SYDNEY, Jan 1 (Reuters) Summer in Australia wouldn't be complete without a trip to one of the country's famed beaches.
Take your togs or cossies, your esky packed with amber fluid and maybe a dog's eye for a snack. Bend the elbow too much? Stop off for a long black, a short black or a flat white to make sure you don't end up a few kangaroos (roos) loose in the top paddock.
Translation: Take your swimwear and cooler box full of beer and a meat pie to eat. A bit too much to drink? Have a small or large black espresso coffee or a white coffee to make sure you are fully compos mentis when you get home.
Welcome to the Australian vocabulary.
Beyond the stereotyped ''G'day'' (hello) of souvenir T-shirts and ''Crocodile Dundee'' movies, are many words rich in tradition that define the Australian identity and give continuity to the variety of voices and experiences that shaped the country's history.
As a tourist they are fun to hear, but you'll need to learn them if you plan to call Down Under home.

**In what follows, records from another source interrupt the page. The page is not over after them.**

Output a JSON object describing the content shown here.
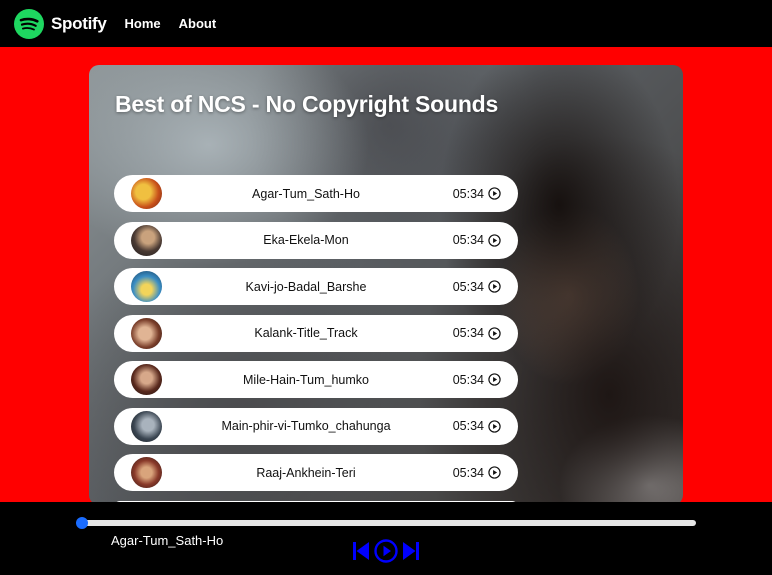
{
  "navbar": {
    "brand": "Spotify",
    "links": [
      "Home",
      "About"
    ],
    "logo_icon": "spotify-logo-icon",
    "logo_color": "#1ed760"
  },
  "playlist": {
    "title": "Best of NCS - No Copyright Sounds",
    "songs": [
      {
        "name": "Agar-Tum_Sath-Ho",
        "duration": "05:34"
      },
      {
        "name": "Eka-Ekela-Mon",
        "duration": "05:34"
      },
      {
        "name": "Kavi-jo-Badal_Barshe",
        "duration": "05:34"
      },
      {
        "name": "Kalank-Title_Track",
        "duration": "05:34"
      },
      {
        "name": "Mile-Hain-Tum_humko",
        "duration": "05:34"
      },
      {
        "name": "Main-phir-vi-Tumko_chahunga",
        "duration": "05:34"
      },
      {
        "name": "Raaj-Ankhein-Teri",
        "duration": "05:34"
      }
    ]
  },
  "player": {
    "now_playing": "Agar-Tum_Sath-Ho",
    "progress": 0,
    "controls": [
      "previous-icon",
      "play-circle-icon",
      "next-icon"
    ],
    "accent_color": "#1a6cff",
    "control_color": "#0000ff"
  },
  "colors": {
    "page_background": "#ff0000",
    "bar_background": "#000000"
  }
}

Under planned new citizenship tests designed by the government to bind a nation of immigrants to common values, would-be Australians will have to demonstrate they know the meaning of mateship, having a go and dinkum.
Symbolising the resourceful comradeship at the heart of Australians' self-image, mateship is a close bond of friendship, having a go means a willingness to try anything, while dinkum means genuine or true.

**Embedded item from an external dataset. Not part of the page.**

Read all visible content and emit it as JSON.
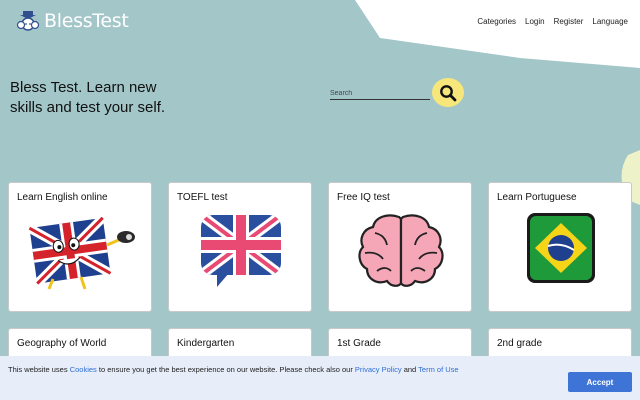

Assuming you pass the tests and move to Australia, you'll probably find yourself flat out like a lizard drinking, that's extremely busy, from the hard yakka or labour of your new job.

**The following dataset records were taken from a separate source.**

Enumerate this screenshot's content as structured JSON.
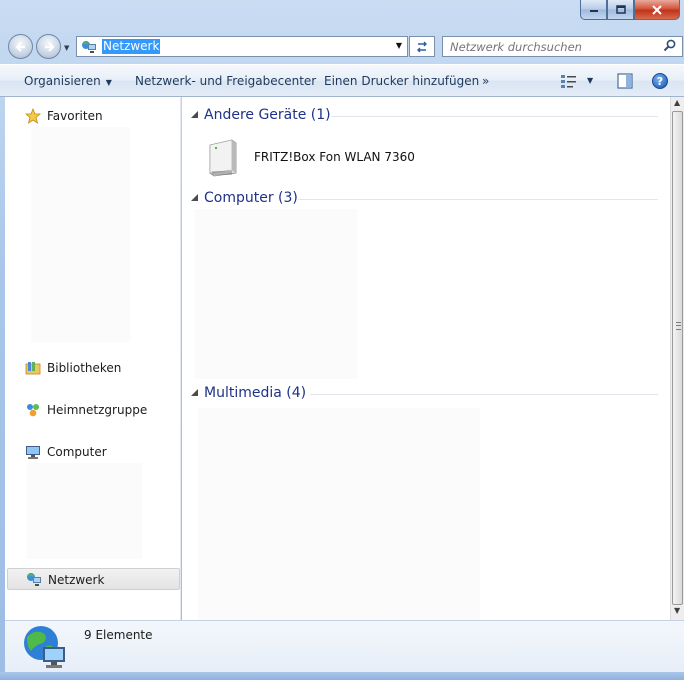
{
  "window": {
    "caption_buttons": [
      "minimize",
      "maximize",
      "close"
    ]
  },
  "navigation": {
    "address": {
      "value": "Netzwerk"
    },
    "search": {
      "placeholder": "Netzwerk durchsuchen"
    }
  },
  "toolbar": {
    "organize_label": "Organisieren",
    "network_center_label": "Netzwerk- und Freigabecenter",
    "add_printer_label": "Einen Drucker hinzufügen",
    "more_label": "»"
  },
  "sidebar": {
    "items": [
      {
        "label": "Favoriten",
        "icon": "star-icon"
      },
      {
        "label": "Bibliotheken",
        "icon": "library-icon"
      },
      {
        "label": "Heimnetzgruppe",
        "icon": "homegroup-icon"
      },
      {
        "label": "Computer",
        "icon": "computer-icon"
      },
      {
        "label": "Netzwerk",
        "icon": "network-icon",
        "selected": true
      }
    ]
  },
  "groups": [
    {
      "title": "Andere Geräte (1)",
      "items": [
        {
          "label": "FRITZ!Box Fon WLAN 7360",
          "icon": "device-icon"
        }
      ]
    },
    {
      "title": "Computer (3)",
      "items": []
    },
    {
      "title": "Multimedia (4)",
      "items": []
    }
  ],
  "status": {
    "count_text": "9 Elemente"
  },
  "colors": {
    "group_title": "#1e3287",
    "selection": "#3399ff",
    "toolbar_text": "#1e395b",
    "window_frame": "#a9c6ea"
  }
}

If you get time for a beach picnic try not to let the heat and beer make you chunder or vomit in the dunny, that's toilet.
If one word can perhaps symbolise the development of the Australian vocabulary, it could be chunder.
Legend has it that the word hails from the time of the British ships that transported convicts to the new colony of Australia. It was a 12-month trip on stormy seas -- a prescription for sea sickness.
The convicts were housed in bunk-like beds, where they generally ended up when feeling ill. Anyone on the top bunk who was about to vomit would yell ''watch out under'' to warn inhabitants of the lower bunks of the impending delivery.
As with most Australian slang, the original phrase got shortened over time, and watch out under became chunder -- or so the story goes.
WHAT OUT FOR FURPHYS Setting up home in Australia will require a stop at a manchester shop. Manchester is what the locals call bed linen, because Manchester, the northern British industrial city and one-time centre of the cotton spinning industry, was the main source of bedding for Australia's early settlers.
They'll also sell you a doona -- a bed quilt usually filled with feathers and called a duvet in other countries. If you want it delivered, you'll get a docket (receipt) to show the driver.
If you're hungry after shopping, pick up a lamington -- a square cake made of sponge rolled in chocolate and sprinkled with coconut, supposedly named after Charles Baillie, 2nd Baron Lamington and governor of Queensland state from 1896 to 1901.
The cake may have originally been made either in an image of the baron's favoured hats, or as a way of using up left-over stale sponge. Either way, it's said the baron hated them.
Or try an Anzac biscuit, named after the Australian and New Zealand Army Corps (ANZACS) who fought in the First World War and whose grit, courage and consummate mateship are imprinted on the national consciousness.
A hard biscuit typically of oatmeal and coconut with syrup or treacle, some say it was made by women at home to send to soldiers on the killing fields of France and Gallipoli in Turkey. Others say the name did not appear until after the war.
Sweets or candies are called lollies in Australia, and they don't have to be iced, as the word would mean in Britain.
Of course it's not all sweetness in any country.
In Australia you'll want to avoid a stoush, that's a fight but with the 'ou' pronounced as in 'ouch', with a larrikin or troublemaker, where you might suffer a Larry Dooley or a beating, derived in part from the name of a boxer famous a century ago.
And watch out for rorts, that's frauds or con tricks.
Unless of course it's only a furphy -- a rumour. This word is derived from World War One battlefields where rumours travelled with the carts bringing water to the soldiers in the trenches. The carts were made by the Australian company Furphy.